Apple invited Nightline to the plants amidst a flood of negative PR, following multiple suicides by workers at the factories in 2010 and more recent reports of inhumane and dangerous working conditions.
Facing increasing online and physical protests from workers’ rights advocates, Apple on February 13 announced it had commissioned a third-party audit of by a trade group, the Fair Labor Association (FLA), to review the factories. Within a day of beginning the audit, the association’s president called the facilities “way above the average of the norm” for China.
The Nightline episode appears to be another part of Apple’s strategy to rehabilitate its image, as ABC News reporter Bill Weir admits it was “around this time when Apple called me.”
“They wondered if “Nightline” was interested in seeing their iPhone, iPad and MacBook final assembly lines at Foxconn during a first-ever audit by the Fair Labor Association,” Weir explained.
On Tuesday night, Nightline aired the 30-minute special episode of its tour of the factories, hosted by Weir.
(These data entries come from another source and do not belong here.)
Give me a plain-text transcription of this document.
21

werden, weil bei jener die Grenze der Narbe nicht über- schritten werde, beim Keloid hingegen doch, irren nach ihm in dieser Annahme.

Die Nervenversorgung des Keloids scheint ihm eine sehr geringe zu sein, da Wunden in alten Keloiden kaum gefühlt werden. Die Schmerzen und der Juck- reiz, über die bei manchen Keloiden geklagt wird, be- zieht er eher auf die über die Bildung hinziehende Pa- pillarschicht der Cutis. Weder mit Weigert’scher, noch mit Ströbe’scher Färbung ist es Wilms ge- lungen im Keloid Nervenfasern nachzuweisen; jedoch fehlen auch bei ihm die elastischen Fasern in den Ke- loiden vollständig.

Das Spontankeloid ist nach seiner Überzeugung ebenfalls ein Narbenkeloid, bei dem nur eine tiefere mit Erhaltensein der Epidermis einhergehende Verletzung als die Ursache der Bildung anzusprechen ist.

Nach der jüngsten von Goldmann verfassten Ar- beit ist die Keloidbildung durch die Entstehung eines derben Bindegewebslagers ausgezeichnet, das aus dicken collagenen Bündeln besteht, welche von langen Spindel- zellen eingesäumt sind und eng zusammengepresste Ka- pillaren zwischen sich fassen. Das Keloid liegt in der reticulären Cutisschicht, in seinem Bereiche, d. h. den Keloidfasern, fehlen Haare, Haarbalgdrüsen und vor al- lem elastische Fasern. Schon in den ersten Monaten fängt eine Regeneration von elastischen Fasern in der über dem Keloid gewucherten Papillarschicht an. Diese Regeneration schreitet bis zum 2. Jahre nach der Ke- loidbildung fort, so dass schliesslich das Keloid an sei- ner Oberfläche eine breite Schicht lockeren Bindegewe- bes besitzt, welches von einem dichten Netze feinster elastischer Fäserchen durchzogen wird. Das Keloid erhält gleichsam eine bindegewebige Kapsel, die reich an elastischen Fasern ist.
The episode was posted online in full on Wednesday.
“After this trip, I’ll never see an Apple product the same way again,” said Weir in a teaser video of his tour of Foxconn’s factories in the Chinese cities Shenzhen and Chengdu.
However, from the early reviews of gadget bloggers, it seems as though Nightline’s tour of Foxconn has revealed little in the way of new information about how the company treats its workforce and how much Apple has to do with it.
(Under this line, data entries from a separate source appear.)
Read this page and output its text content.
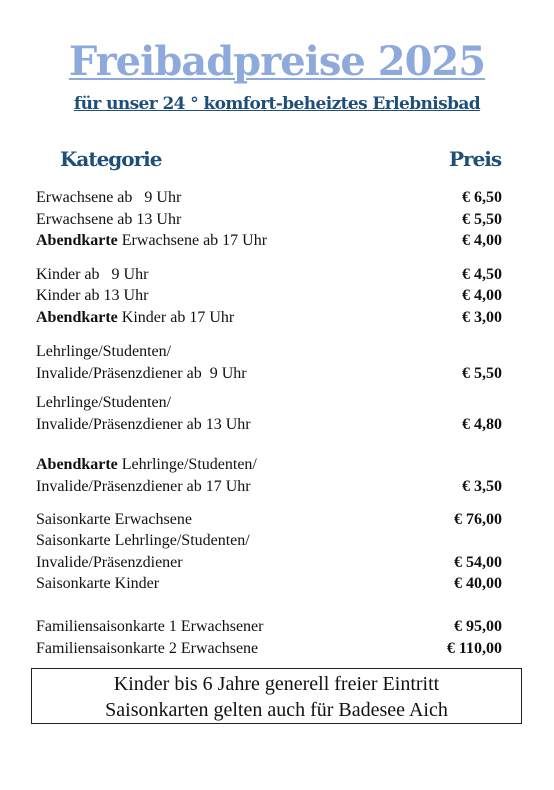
Freibadpreise 2025
für unser 24 ° komfort-beheiztes Erlebnisbad
Kategorie	Preis
Erwachsene ab   9 Uhr	€ 6,50
Erwachsene ab 13 Uhr	€ 5,50
Abendkarte Erwachsene ab 17 Uhr	€ 4,00
Kinder ab   9 Uhr	€ 4,50
Kinder ab 13 Uhr	€ 4,00
Abendkarte Kinder ab 17 Uhr	€ 3,00
Lehrlinge/Studenten/
Invalide/Präsenzdiener ab  9 Uhr	€ 5,50
Lehrlinge/Studenten/
Invalide/Präsenzdiener ab 13 Uhr	€ 4,80
Abendkarte Lehrlinge/Studenten/
Invalide/Präsenzdiener ab 17 Uhr	€ 3,50
Saisonkarte Erwachsene	€ 76,00
Saisonkarte Lehrlinge/Studenten/
Invalide/Präsenzdiener	€ 54,00
Saisonkarte Kinder	€ 40,00
Familiensaisonkarte 1 Erwachsener	€ 95,00
Familiensaisonkarte 2 Erwachsene	€ 110,00
Kinder bis 6 Jahre generell freier Eintritt
Saisonkarten gelten auch für Badesee Aich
“You would think that this ‘unprecedented’ look inside Apple factories would reveal much we didn’t know, but the show was relatively light on information,” commented The Verge’s Joshua Topolsky.
“What the exposé touched on, but ended before it could satisfy, was truly getting inside the workers’ heads,” said Gizmodo’s Sam Biddle and Michael Hession.
That said, when a Foxconn executive was asked if the company would like it if Apple insisted it double its pay for workers, the executive said “Why not?”
Foxconn on Friday announced it was raising worker pay 16 to 25 percent, the first time since June 2010. Junior workers will now receive 1,800 yuan ($290) per month.
Nightline’s report also came ahead of the latest allegation of Foxconn’s unethical labor practices: The fact that underage workers, around 16 or 17-years-old, reportedly had their hours slashed or were transferred to other departments specifically to avoid being included the Fair Labor Association’s audit, according to the Students & Scholars Against Corporate Misbehavior (SACOM), a Hong Kong-based advocacy group, as AppleInsider reported.
Correction: This story originally referred to the suicides that took place at Foxconn’s Chinese factories as “mass suicides,” when, in fact, the more accurate term is “multiple suicides,” as many of the workers took their own lives individually.